Dernier paramètre, le financement du reliquat : sur le cas type à Saint-Hilaire-de-Clisson, le reste à charge d'un ménage très modeste ressort à 6 000 € après aide ANAH et prise en charge de l'accompagnement. Étalé sur quinze ans en éco-prêt à taux zéro, cela représente de l'ordre de 35 € par mois, à comparer aux 1 600 € d'économie annuelle attendue sur la facture d'énergie.
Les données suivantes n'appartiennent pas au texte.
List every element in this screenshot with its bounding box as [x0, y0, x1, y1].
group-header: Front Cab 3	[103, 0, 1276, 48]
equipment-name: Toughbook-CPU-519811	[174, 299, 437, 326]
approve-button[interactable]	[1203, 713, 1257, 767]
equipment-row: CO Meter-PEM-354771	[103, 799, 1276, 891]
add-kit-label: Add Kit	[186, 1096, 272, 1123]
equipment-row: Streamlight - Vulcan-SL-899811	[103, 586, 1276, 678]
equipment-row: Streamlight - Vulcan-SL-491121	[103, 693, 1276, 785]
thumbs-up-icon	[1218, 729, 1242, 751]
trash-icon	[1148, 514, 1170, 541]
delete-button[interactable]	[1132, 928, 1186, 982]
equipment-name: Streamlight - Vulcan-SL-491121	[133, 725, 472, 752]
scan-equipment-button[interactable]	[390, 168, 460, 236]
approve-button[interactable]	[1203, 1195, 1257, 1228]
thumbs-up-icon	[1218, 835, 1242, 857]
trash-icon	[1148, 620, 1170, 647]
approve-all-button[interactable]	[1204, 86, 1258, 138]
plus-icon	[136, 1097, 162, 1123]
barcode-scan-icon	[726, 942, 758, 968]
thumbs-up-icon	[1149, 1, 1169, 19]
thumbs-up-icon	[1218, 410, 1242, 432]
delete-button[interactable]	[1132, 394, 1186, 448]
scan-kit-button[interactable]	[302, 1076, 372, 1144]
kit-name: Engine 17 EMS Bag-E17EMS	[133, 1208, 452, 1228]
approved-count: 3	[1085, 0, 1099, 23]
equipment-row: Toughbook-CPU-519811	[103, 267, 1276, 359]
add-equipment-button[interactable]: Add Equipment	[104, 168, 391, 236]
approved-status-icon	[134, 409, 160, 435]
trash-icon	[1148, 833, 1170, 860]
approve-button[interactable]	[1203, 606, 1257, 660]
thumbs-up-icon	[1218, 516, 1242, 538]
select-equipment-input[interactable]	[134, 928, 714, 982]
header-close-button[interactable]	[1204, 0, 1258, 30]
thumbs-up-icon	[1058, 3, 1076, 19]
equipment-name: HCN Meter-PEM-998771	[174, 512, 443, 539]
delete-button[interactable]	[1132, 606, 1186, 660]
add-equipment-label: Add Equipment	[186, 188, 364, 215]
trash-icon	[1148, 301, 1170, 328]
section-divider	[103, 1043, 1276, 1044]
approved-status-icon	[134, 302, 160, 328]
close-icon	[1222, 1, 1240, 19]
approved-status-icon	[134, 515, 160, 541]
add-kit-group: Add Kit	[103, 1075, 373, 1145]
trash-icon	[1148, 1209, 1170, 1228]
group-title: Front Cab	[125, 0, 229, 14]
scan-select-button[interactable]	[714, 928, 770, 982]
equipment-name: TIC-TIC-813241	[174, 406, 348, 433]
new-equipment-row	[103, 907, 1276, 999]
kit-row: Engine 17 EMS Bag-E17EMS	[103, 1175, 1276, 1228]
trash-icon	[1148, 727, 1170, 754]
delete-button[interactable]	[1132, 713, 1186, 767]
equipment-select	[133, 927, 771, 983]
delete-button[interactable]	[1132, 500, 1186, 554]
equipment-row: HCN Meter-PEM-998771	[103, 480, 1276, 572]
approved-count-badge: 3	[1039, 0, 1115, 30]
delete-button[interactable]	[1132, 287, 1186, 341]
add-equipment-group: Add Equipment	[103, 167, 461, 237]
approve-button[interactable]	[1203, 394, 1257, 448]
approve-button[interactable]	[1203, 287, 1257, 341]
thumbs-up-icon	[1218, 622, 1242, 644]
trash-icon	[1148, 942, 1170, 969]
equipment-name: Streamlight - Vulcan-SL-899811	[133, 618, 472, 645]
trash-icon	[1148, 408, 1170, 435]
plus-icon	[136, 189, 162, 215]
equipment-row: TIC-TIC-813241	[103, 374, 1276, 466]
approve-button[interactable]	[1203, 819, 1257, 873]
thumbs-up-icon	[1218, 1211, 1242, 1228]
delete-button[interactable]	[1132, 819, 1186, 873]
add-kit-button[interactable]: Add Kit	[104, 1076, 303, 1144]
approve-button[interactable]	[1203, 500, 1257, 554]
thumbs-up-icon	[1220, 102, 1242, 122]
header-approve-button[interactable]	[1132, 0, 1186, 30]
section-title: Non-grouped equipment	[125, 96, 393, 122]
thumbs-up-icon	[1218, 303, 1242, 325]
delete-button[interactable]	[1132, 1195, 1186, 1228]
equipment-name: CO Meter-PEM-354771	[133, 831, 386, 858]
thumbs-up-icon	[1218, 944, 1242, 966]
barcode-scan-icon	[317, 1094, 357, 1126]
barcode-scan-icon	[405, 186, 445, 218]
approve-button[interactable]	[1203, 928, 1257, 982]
Le gisement local se lit dans les mêmes données : de l'ordre de 899 maisons individuelles, un bassin de travaux structuré autour de CA Clisson Sèvre et Maine Agglo, environ 739 logements occupés par leur propriétaire. Ce volume ne préjuge d'aucune éligibilité individuelle : il indique seulement où se concentrent, à Saint-Hilaire-de-Clisson, les situations où le scénario décrit sur cette page a le plus de chances d'être pertinent.
La séquence prime sur la vitesse : l'installation d'un chauffe-eau thermodynamique occupe un plombier RGE durant une journée à Saint-Hilaire-de-Clisson. Son positionnement dans le calendrier — après l'audit, avant la mise en service — conditionne la qualité des interfaces entre lots bien plus que le choix de l'entreprise.
Trésorerie du projet à Saint-Hilaire-de-Clisson : 6 000 € de reste à charge pour le profil le plus aidé, accompagnement pris en charge jusqu'à 2 000 €. Un éco-prêt de quinze ans ramène l'effort à 35 € par mois, à comparer aux 1 600 € d'économie annuelle auxquels le CET participe.
Ce qui coûte le plus cher n'est pas le prix d'achat mais la reprise : l'appareil placé dans un local chauffé, qui refroidit la pièce qu'il ponctionne oblige à rouvrir l'ouvrage. Comptez 240 € à 480 € à Saint-Hilaire-de-Clisson, à la charge exclusive du ménage puisque l'aide a déjà été versée sur le premier chantier.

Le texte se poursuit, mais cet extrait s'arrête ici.